California Insurance Code provides a broad definition of who may legally operate as an insurer. Under CIC §§19 and 150, the term “person” is used to define entities that may qualify as insurers. This definition is intentionally wide to cover the different forms of business organizations that might engage in the business of insurance. Specifically, an insurer may be:
An Individual – A single person who assumes the role of an insurer, though this is rare in modern practice.
A Partnership – Two or more individuals who join together to form a business entity that provides insurance.
An Association – A group of people or organizations united for a common purpose, such as a mutual insurer or fraternal benefit society.
A Corporation – The most common type of insurer, formed as a legal entity separate from its owners and regulated under California law.
This broad definition ensures that the law can adapt to the variety of organizational structures used in the insurance marketplace. Regardless of form, all insurers must comply with California’s licensing, financial, and regulatory requirements before conducting insurance business in the state.
In California, conducting insurance business without proper authorization is a serious violation of the Insurance Code. Unauthorized transactions occur when a person or entity acts as, or assists, a non-admitted insurer without holding the required license or authority. This includes soliciting, negotiating, or selling insurance on behalf of a company that is not licensed to operate in the state.

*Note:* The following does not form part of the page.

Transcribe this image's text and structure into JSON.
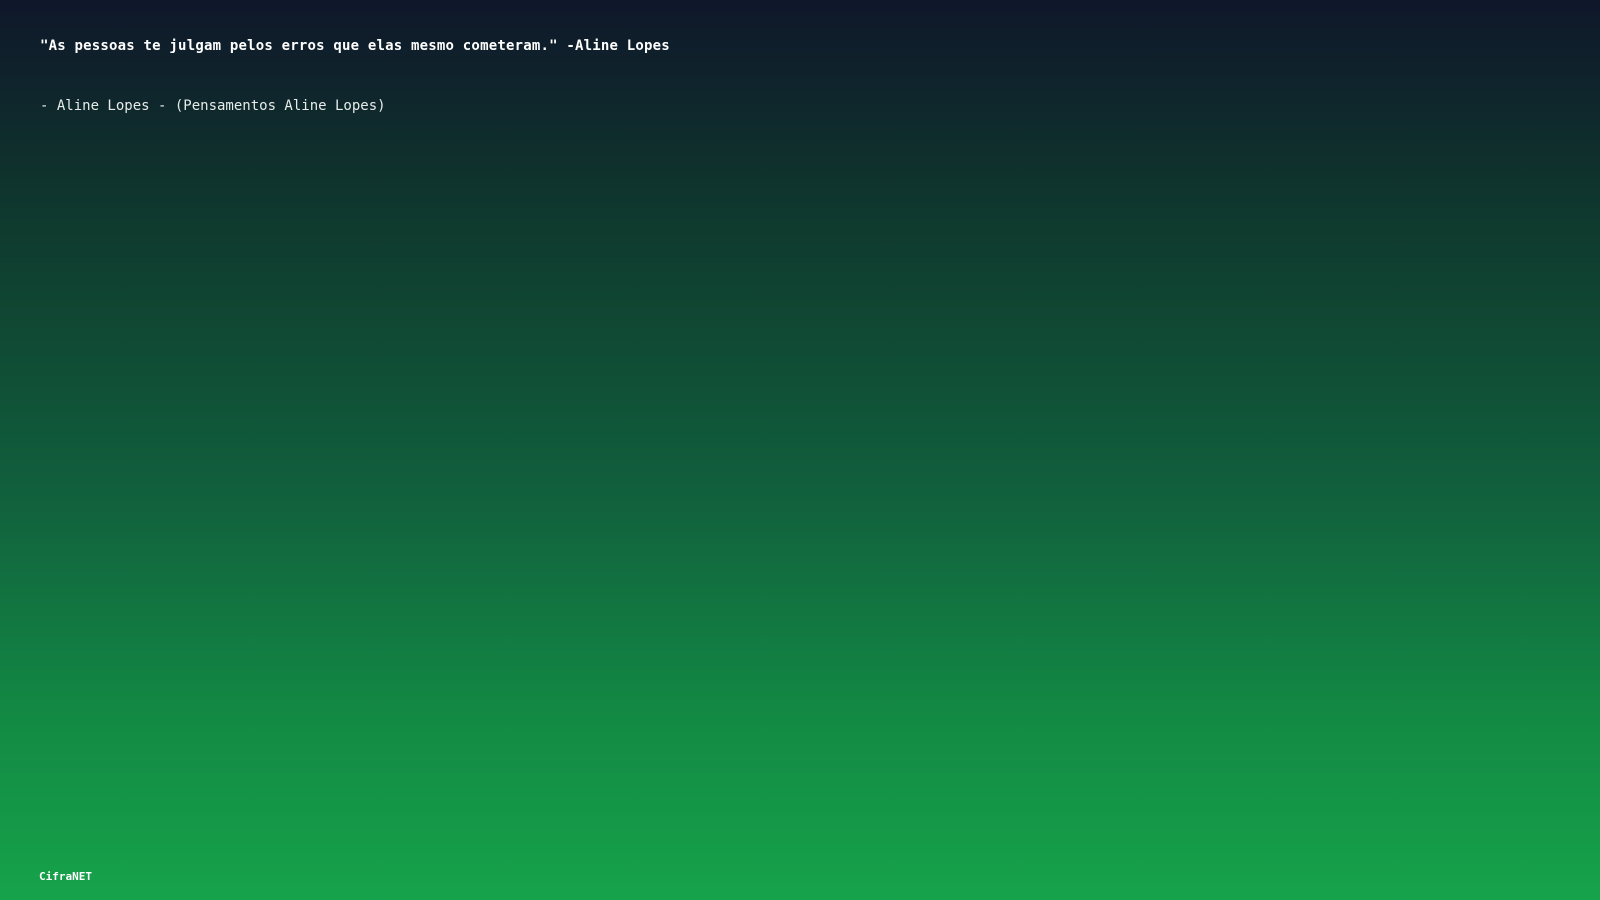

Under California Insurance Code §1760.1(f) and related provisions, such conduct is explicitly prohibited and carries significant penalties. Violators may face substantial monetary fines, possible license suspension or revocation, and even criminal liability in certain cases. In addition, individuals who knowingly place consumers with unauthorized insurers expose policyholders to serious risks, since non-admitted insurers are not backed by California’s guaranty fund.